Take off and landing
—With new product launches coming up, Mike’s Hard Lemonade named Haworth Media its new media and planning agency.
—IPG Mediabrands made a few big personnel moves in the last week: Fiona Johnston, CEO of UM Australia, was named chief growth officer for global and EMEA and will be based in London. Separately, Rahel Rasu was hired away from DDB to be Mediabrands’ global chief communications officer.
—In a busy news week for IPG, its out-of-home media agency Rapport announced Rapport Beyond, a line of billboards that work to offset carbon emissions wherever they are located.
—VaynerMedia picked up media responsibilities for mall stalwart apparel company American Eagle Outfitters, which had previously worked with Dentsu’s 360i.
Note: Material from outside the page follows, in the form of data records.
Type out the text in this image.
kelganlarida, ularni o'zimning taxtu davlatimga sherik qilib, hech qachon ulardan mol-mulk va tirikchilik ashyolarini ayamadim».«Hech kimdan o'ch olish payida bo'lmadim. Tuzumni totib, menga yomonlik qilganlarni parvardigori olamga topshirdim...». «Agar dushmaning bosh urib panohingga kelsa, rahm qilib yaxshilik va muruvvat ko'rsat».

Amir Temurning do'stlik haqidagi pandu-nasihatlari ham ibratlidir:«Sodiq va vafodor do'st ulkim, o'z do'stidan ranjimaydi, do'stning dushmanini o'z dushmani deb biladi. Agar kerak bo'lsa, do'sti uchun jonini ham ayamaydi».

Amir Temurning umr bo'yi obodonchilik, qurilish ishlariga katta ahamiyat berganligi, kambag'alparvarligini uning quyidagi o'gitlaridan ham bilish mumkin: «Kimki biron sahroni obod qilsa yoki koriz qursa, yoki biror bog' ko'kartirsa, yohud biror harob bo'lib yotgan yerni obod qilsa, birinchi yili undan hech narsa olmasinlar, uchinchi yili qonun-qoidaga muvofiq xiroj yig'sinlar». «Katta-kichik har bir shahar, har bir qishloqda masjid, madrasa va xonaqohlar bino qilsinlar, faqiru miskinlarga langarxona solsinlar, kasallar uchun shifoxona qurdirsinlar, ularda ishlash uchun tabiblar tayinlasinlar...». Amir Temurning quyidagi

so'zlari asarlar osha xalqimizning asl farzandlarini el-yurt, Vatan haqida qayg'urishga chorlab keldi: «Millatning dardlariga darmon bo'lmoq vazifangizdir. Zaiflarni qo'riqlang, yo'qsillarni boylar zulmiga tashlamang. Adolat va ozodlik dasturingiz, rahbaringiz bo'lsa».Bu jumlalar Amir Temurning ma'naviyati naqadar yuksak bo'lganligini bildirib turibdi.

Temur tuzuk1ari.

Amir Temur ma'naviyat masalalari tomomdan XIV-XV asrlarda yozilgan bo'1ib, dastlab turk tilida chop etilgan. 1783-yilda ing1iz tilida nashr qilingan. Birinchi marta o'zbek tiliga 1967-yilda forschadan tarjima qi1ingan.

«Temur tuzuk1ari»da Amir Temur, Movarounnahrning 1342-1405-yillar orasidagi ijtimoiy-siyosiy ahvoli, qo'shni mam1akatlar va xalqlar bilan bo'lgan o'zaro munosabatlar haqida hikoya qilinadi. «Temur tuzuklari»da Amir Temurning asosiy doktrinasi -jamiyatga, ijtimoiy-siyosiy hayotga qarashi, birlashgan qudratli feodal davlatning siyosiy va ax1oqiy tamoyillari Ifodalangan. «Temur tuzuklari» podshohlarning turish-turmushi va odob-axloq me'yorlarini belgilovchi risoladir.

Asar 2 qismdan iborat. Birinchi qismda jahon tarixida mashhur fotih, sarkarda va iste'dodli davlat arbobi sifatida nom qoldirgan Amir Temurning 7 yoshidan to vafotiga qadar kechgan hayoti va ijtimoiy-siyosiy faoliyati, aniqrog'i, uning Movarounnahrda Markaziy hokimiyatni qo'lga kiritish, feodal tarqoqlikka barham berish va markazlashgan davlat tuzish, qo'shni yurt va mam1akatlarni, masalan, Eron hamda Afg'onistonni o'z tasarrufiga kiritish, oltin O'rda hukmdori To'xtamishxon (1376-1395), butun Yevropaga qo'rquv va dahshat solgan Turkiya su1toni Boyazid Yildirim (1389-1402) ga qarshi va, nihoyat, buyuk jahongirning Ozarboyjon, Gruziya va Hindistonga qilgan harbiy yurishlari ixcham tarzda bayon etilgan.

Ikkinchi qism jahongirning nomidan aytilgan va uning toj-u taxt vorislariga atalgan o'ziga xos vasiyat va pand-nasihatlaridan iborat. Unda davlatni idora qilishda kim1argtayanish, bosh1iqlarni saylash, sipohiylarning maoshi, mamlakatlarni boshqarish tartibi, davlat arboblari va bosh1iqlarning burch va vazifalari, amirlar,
“I’m so excited about Clubhouse! I’ve been so impressed with how multicultural it is. And I think that’s going to be a real strength if it can stay that way. It can be a voice to so many people who might not ordinarily have easy access to a megaphone … I felt like all those voices were so legitimate, so knowledgeable and so authoritative. Clubhouse is going to put market research on its head. What soap operas did for TV, Clubhouse will do for audio.” — Media Kitchen CEO Barry Lowenthal talking about Clubhouse’s potential.
—Digiday’s Sara Guaglione, media reporter, and Kate Kaye, platforms data, privacy and reporter, rounded up the most interesting discussion points and quotes from Digiday Publishing Summit’s first day workshops, including fears around new identity approaches, struggles with programmatic during the pandemic, and TikTok’s value as a source of traffic for publishers.
—Digiday’s senior marketing editor Kristina Monllos looks at the gains Snapchat is enjoying especially with direct-to-consumer advertisers as the platform advances its targeting capabilities.
—Variety has two interesting stories on media buying: the first offers a breakdown of one of the first national addressable ad buys, executed on AMC with the help of Omnicom Media Group, and the second on NBC Universal setting April as the date it stops using TV ratings for all local media selling in favor of impression-based selling.